OpenAI has announced a strategic shift in its pricing model for enterprise users, introducing pay-as-you-go "Codex-only" seats for its ChatGPT Business and Enterprise tiers. This new structure removes fixed annual fees for the coding assistant, transitioning instead to a billing system based on token consumption. Alongside this update, the company has implemented a price reduction for its standard ChatGPT Business subscription, signaling a push for broader adoption among small and medium-sized development teams.
New Flexbile Pricing for Codex Users
The introduction of usage-based Codex seats is designed to help organizations scale their AI integration without the burden of upfront per-seat costs. These seats operate without speed limits or fixed monthly fees, allowing small teams to pilot the technology and expand their usage according to project requirements.
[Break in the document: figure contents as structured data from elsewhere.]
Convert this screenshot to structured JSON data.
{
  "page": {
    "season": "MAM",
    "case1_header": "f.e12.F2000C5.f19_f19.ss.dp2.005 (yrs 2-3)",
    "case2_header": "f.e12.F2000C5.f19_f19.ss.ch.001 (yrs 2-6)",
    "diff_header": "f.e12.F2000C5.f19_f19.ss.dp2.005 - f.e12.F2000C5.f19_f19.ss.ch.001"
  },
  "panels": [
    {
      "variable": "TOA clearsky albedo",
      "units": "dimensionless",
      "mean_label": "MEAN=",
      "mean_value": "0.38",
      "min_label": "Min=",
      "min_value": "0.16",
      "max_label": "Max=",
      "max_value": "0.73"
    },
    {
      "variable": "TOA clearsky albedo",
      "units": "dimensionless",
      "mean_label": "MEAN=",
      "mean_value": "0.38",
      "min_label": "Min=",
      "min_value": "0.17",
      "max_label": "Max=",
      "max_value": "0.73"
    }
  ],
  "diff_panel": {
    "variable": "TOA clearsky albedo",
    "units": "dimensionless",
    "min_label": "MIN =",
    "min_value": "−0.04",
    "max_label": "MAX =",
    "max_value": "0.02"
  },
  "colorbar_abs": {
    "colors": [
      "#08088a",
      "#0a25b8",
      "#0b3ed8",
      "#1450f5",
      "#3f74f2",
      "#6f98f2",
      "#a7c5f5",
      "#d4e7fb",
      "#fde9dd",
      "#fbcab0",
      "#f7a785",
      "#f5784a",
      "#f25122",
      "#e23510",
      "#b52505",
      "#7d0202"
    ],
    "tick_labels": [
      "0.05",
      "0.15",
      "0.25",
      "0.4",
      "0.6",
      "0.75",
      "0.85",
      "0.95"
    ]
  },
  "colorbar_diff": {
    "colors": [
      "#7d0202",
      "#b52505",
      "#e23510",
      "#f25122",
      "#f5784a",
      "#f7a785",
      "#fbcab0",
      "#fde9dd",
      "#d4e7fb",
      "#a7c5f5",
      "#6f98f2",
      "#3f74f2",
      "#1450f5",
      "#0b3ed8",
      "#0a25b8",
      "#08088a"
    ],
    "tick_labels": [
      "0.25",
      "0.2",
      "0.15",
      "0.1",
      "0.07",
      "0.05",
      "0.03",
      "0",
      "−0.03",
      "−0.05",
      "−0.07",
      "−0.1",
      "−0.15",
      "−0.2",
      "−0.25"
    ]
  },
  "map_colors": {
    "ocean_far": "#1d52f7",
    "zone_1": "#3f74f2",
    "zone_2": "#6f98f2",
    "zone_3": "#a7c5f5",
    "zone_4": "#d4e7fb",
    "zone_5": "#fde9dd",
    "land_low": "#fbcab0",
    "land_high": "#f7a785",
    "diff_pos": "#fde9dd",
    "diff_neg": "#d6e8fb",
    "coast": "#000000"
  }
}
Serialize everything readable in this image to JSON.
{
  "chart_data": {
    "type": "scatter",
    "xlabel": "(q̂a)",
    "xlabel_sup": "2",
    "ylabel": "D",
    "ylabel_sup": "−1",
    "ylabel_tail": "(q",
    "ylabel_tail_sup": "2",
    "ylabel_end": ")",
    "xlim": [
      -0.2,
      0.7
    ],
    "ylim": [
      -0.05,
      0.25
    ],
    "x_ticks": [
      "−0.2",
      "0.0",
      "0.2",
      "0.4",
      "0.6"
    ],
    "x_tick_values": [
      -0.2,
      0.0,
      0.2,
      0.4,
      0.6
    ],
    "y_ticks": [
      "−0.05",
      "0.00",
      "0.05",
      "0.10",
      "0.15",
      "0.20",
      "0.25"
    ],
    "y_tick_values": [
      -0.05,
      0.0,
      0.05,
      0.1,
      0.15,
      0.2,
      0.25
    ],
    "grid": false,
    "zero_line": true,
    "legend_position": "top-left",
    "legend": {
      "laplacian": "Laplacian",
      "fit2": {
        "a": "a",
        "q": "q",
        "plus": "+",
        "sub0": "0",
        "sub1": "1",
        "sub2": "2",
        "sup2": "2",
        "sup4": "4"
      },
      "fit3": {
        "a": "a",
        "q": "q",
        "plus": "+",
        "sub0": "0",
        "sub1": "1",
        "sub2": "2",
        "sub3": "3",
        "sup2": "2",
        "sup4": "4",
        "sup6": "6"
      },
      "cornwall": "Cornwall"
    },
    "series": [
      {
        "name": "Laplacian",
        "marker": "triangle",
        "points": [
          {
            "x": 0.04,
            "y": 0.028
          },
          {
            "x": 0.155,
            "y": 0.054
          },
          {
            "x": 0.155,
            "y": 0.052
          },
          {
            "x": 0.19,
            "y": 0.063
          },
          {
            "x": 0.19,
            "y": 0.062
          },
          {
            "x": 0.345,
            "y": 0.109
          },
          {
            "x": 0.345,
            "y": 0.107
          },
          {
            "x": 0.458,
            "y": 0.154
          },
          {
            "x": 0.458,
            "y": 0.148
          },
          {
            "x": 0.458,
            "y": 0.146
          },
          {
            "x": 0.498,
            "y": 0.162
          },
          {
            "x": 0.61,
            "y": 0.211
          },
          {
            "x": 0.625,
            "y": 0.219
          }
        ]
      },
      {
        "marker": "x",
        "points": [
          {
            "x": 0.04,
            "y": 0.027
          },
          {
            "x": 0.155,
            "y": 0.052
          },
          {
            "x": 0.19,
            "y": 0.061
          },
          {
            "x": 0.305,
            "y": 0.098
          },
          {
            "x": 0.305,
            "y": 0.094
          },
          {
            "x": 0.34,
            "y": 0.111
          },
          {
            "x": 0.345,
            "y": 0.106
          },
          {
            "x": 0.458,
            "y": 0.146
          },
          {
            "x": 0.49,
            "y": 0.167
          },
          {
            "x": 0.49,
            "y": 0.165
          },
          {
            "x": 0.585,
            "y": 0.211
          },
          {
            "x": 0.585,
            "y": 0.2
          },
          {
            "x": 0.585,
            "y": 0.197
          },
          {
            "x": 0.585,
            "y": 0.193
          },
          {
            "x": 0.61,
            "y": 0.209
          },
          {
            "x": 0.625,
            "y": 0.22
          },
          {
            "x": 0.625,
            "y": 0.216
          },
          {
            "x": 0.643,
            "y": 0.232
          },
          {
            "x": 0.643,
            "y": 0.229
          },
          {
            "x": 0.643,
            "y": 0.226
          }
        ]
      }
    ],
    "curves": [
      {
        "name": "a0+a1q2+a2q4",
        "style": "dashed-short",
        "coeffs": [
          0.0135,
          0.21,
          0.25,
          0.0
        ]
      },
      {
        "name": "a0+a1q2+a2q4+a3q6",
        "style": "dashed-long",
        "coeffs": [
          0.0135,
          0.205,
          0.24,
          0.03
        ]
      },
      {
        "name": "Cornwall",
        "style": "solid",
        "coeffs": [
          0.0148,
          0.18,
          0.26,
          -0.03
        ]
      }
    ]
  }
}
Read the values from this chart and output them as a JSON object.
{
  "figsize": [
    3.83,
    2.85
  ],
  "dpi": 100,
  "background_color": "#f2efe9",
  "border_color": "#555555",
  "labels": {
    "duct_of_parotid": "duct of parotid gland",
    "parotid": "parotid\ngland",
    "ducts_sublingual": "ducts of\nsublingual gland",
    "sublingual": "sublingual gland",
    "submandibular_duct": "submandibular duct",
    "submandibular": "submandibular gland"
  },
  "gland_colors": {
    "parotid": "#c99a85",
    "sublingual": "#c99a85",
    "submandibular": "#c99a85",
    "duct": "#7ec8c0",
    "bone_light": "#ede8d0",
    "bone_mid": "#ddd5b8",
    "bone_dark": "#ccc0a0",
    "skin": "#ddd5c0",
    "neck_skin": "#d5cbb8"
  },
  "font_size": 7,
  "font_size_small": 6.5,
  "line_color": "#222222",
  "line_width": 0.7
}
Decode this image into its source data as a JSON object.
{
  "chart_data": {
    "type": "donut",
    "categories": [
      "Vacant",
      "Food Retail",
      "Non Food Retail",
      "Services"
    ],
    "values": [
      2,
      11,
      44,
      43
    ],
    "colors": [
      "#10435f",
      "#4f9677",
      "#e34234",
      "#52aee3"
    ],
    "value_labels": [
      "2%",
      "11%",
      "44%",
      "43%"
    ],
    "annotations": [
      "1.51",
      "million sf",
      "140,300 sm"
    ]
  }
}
According to OpenAI, this model provides a clearer link between AI activity and operational expenditure, particularly for workspaces that do not require full ChatGPT access for every team member.
Key details of the new offering include:
- No minimum seat requirement for Codex-only access.
- Usage is billed according to the Codex rate card, which utilizes a credit system based on input and output tokens.
- Transition from per-message pricing to token-based metrics for more precise cost tracking.
- Standard ChatGPT Business annual fees have been reduced from $25 to $20 per seat.
Incentives and Market Adoption
To encourage the migration to this flexible model, OpenAI is offering a limited-time incentive. Eligible ChatGPT Business workspaces can receive a $100 usage credit for each new Codex-only member added, with a cap of $500 per team. This move follows a period of rapid growth for the platform; the company reports that more than 2 million builders currently use Codex on a weekly basis.
Codex users within Business and Enterprise workspaces have grown approximately sixfold since January 2026.
The surge in adoption is reflected in the active integration of Codex by prominent firms such as Notion, Ramp, and Braintrust, which have incorporated the tool into their engineering workflows. Internal metrics from OpenAI also suggest that AI-assisted development has led to a significant increase in productivity, with reports indicating up to a 70% rise in weekly merged pull requests for some teams.
OpenAI’s decision to lower barriers to entry comes as the competition in AI-driven development tools intensifies. By decoupling Codex from the fixed-cost ChatGPT subscription and lowering the base price of business plans, the company aims to solidify its position among 9 million paying business users who now rely on its ecosystem for professional operations.